Ao contrário do que se tenta naturalizar, a sanção a Moraes não é um gesto simbólico: ela impacta a autoridade do Judiciário brasileiro, ameaça a separação dos Poderes e fere os princípios do direito internacional.
A resposta do Brasil: soberania não se negocia
Na noite desta terça-feira (30), o presidente da República, Luiz Inácio Lula da Silva, publicou nota oficial reafirmando os princípios da soberania nacional e rechaçando com veemência a interferência externa. Segundo o presidente:
“O Brasil é um país soberano e democrático, que respeita os direitos humanos e a independência entre os Poderes. Um país que defende o multilateralismo e a convivência harmoniosa entre as Nações, o que tem garantido a força da nossa economia e a autonomia da nossa política externa.”

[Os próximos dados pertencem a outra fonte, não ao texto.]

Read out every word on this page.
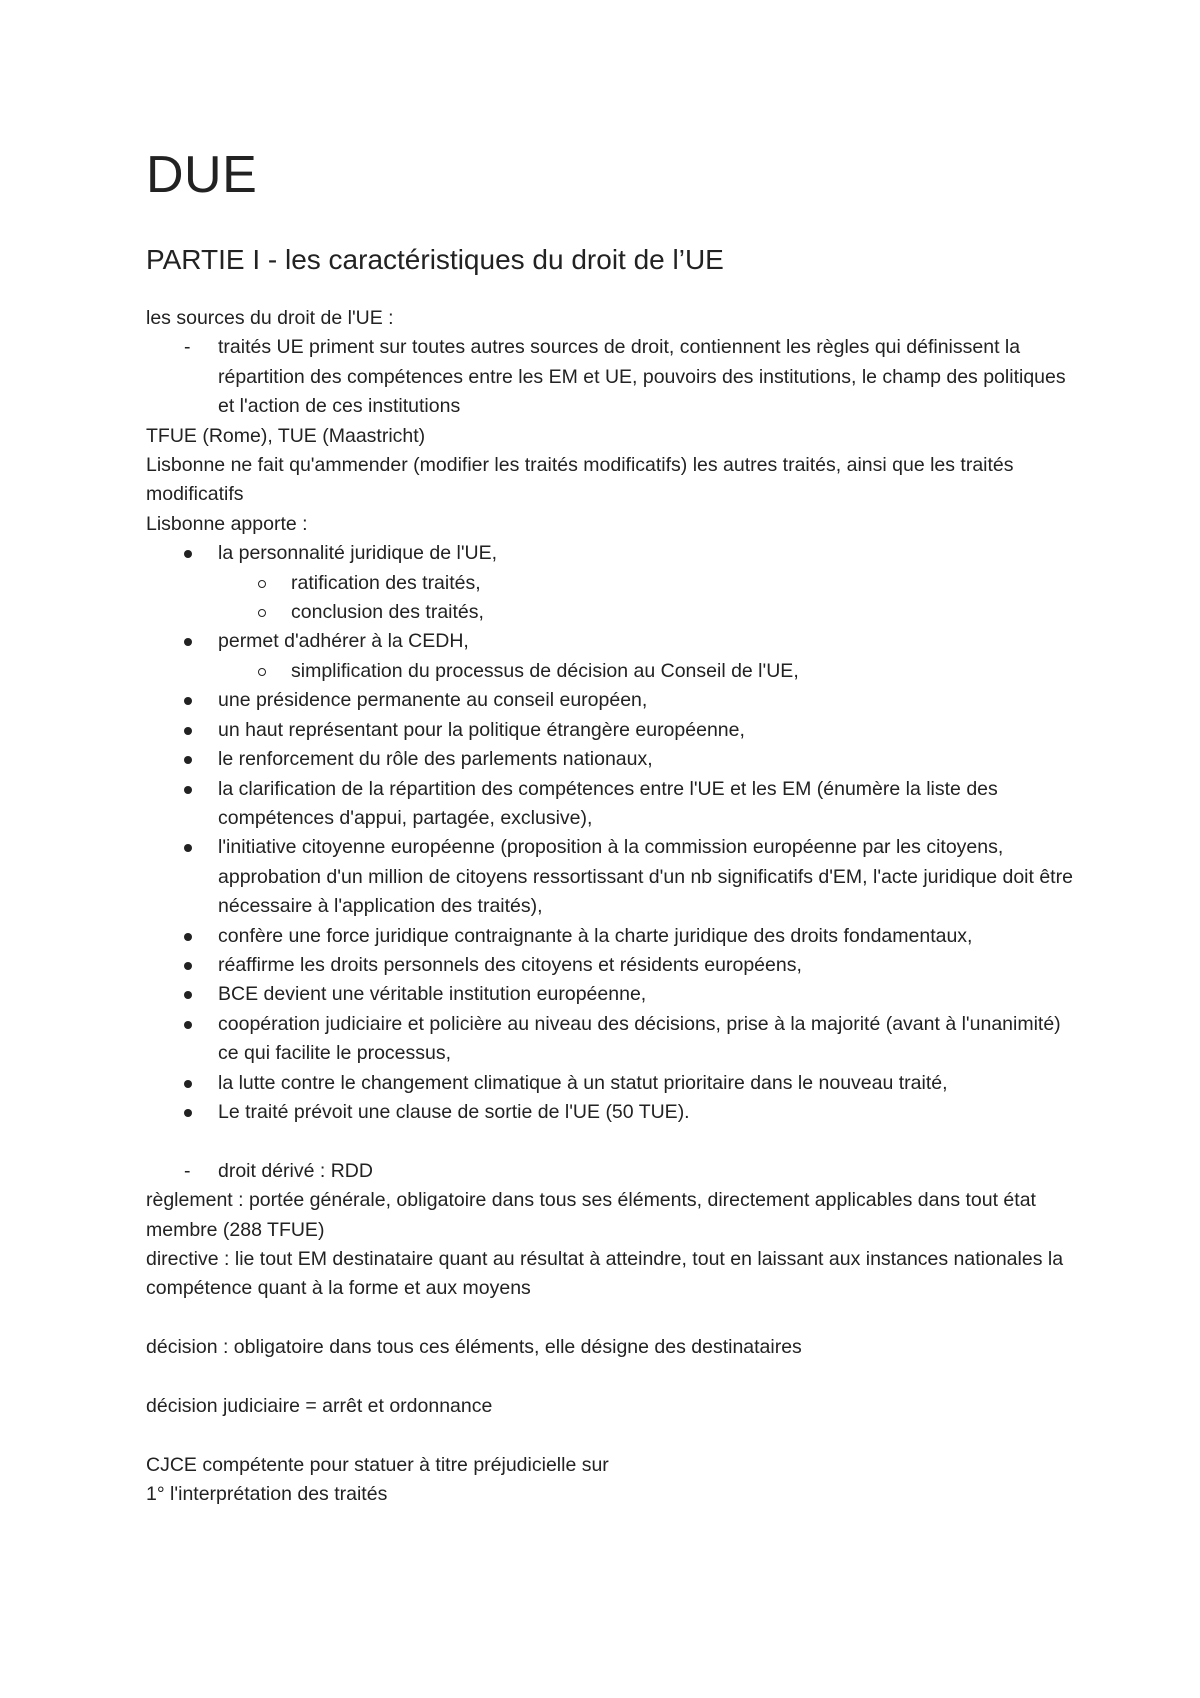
DUE
PARTIE I - les caractéristiques du droit de l’UE
les sources du droit de l'UE :
- traités UE priment sur toutes autres sources de droit, contiennent les règles qui définissent la répartition des compétences entre les EM et UE, pouvoirs des institutions, le champ des politiques et l'action de ces institutions
TFUE (Rome), TUE (Maastricht)
Lisbonne ne fait qu'ammender (modifier les traités modificatifs) les autres traités, ainsi que les traités modificatifs
Lisbonne apporte :
la personnalité juridique de l'UE,
ratification des traités,
conclusion des traités,
permet d'adhérer à la CEDH,
simplification du processus de décision au Conseil de l'UE,
une présidence permanente au conseil européen,
un haut représentant pour la politique étrangère européenne,
le renforcement du rôle des parlements nationaux,
la clarification de la répartition des compétences entre l'UE et les EM (énumère la liste des compétences d'appui, partagée, exclusive),
l'initiative citoyenne européenne (proposition à la commission européenne par les citoyens, approbation d'un million de citoyens ressortissant d'un nb significatifs d'EM, l'acte juridique doit être nécessaire à l'application des traités),
confère une force juridique contraignante à la charte juridique des droits fondamentaux,
réaffirme les droits personnels des citoyens et résidents européens,
BCE devient une véritable institution européenne,
coopération judiciaire et policière au niveau des décisions, prise à la majorité (avant à l'unanimité) ce qui facilite le processus,
la lutte contre le changement climatique à un statut prioritaire dans le nouveau traité,
Le traité prévoit une clause de sortie de l'UE (50 TUE).
- droit dérivé : RDD
règlement : portée générale, obligatoire dans tous ses éléments, directement applicables dans tout état membre (288 TFUE)
directive : lie tout EM destinataire quant au résultat à atteindre, tout en laissant aux instances nationales la compétence quant à la forme et aux moyens
décision : obligatoire dans tous ces éléments, elle désigne des destinataires
décision judiciaire = arrêt et ordonnance
CJCE compétente pour statuer à titre préjudicielle sur
1° l'interprétation des traités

A nota classifica como “inaceitável a interferência do governo norte-americano na Justiça brasileira” e manifesta solidariedade ao ministro Alexandre de Moraes, vítima — nas palavras do texto — de “sanções motivadas pela ação de políticos brasileiros que traem nossa pátria e nosso povo em defesa dos próprios interesses.”
O presidente também ressalta que:
“Um dos fundamentos da democracia e do respeito aos direitos humanos no Brasil é a independência do Poder Judiciário, e qualquer tentativa de enfraquecê-lo constitui ameaça ao próprio regime democrático. Justiça não se negocia.”
Ainda segundo a nota, o governo considera “injustificável o uso de argumentos políticos para validar as medidas comerciais anunciadas contra as exportações brasileiras”, e alerta que “a motivação política das medidas contra o Brasil atenta contra a soberania nacional e a própria relação histórica entre os dois países.”
O comunicado conclui afirmando que o Brasil seguirá defendendo sua economia e seus trabalhadores com todos os instrumentos legais e diplomáticos disponíveis.
📄 Fonte: www.gov.br — Nota oficial assinada pelo Presidente da República, 30/07/2025.
Neste momento, o que está em questão não é apenas o nome de um ministro — mas a legitimidade do sistema judicial brasileiro, a separação dos Poderes e a soberania da República. Qualquer tentativa de submeter nossa democracia a arbítrios externos deve ser firmemente contestada — por dever histórico, por princípio constitucional e por respeito ao povo brasileiro.